The value to the acquirer is based on the revenue which they can make rather than the revenue or profit which the small company has achieved (or could achieve in the future)
The best (and only) way for the small company to get this value is by creating some competitive tension between competing acquirers.
It’s Always A Complex Formula…
When you are talking to professional advisors, investment bankers, and business brokers they will often focus their analysis of your business on what profit you are achieving now, and what your likely revenue and profit growth will be in the near-term future.
Most private companies are heavily constrained because of lack of finances, limited capacity, poor access to large distribution channels, or lack of some skills (just to name some obstacles). In the hands of a better resourced and more capable buyer, the underlying potential can be achieved quicker.
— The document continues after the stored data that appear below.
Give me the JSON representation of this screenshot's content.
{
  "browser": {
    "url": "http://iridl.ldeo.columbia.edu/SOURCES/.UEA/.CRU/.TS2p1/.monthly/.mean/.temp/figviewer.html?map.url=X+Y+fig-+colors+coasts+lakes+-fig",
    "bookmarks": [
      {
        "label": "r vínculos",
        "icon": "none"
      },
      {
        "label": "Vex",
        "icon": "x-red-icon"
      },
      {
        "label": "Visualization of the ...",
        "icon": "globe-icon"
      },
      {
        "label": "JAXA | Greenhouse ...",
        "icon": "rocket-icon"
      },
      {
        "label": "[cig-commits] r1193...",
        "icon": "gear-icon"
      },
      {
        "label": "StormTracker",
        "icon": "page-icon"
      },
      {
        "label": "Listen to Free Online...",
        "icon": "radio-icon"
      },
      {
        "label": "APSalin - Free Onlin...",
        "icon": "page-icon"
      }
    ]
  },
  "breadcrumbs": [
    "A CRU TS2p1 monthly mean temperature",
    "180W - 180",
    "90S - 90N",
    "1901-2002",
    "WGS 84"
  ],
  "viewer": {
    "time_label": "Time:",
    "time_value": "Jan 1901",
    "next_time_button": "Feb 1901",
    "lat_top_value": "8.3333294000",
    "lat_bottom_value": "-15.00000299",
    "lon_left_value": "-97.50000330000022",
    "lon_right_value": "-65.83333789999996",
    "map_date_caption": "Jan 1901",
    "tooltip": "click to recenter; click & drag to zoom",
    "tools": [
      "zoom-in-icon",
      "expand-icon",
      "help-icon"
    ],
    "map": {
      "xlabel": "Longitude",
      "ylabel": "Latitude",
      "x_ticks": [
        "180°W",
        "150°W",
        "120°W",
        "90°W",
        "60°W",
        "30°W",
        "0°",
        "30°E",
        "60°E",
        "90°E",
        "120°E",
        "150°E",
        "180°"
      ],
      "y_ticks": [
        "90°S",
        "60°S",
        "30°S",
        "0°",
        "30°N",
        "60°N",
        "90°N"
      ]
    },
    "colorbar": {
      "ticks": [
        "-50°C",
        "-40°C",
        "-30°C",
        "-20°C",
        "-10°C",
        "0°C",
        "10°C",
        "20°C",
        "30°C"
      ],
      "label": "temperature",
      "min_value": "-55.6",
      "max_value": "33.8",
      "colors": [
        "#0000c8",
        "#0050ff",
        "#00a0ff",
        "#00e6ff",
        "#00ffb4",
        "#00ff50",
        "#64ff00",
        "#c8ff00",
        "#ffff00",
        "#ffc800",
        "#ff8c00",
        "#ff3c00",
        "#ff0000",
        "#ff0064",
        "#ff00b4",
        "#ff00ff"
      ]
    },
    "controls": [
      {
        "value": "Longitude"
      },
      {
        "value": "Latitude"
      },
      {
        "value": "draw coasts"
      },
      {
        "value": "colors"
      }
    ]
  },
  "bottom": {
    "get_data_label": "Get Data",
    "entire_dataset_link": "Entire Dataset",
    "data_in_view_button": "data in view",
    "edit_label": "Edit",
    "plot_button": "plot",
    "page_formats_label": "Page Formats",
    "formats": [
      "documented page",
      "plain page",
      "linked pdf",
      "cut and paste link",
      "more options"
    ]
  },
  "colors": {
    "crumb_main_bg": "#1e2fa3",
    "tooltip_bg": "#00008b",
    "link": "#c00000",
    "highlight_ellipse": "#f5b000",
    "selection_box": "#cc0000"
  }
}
Growing Serial Entrepreneurs Makes Sense
So why should you consider the exit anyway? It may not be the most important thing to focus on the early days of a startup, but on the other hand, having no ideas regarding an exit may mean that you’re building something that turns out to be of low value. Worst of all, focusing on some specific segment at the same time as somebody else has already implemented it (copying) is not clever either.
But finally, after you have successfully sold your company, you can either start a new business, buy a stake in someone else’s business, or become a private investor. Serial Entrepreneurs are, after all, those who have started and exited several businesses. Just starting many businesses doesn’t count.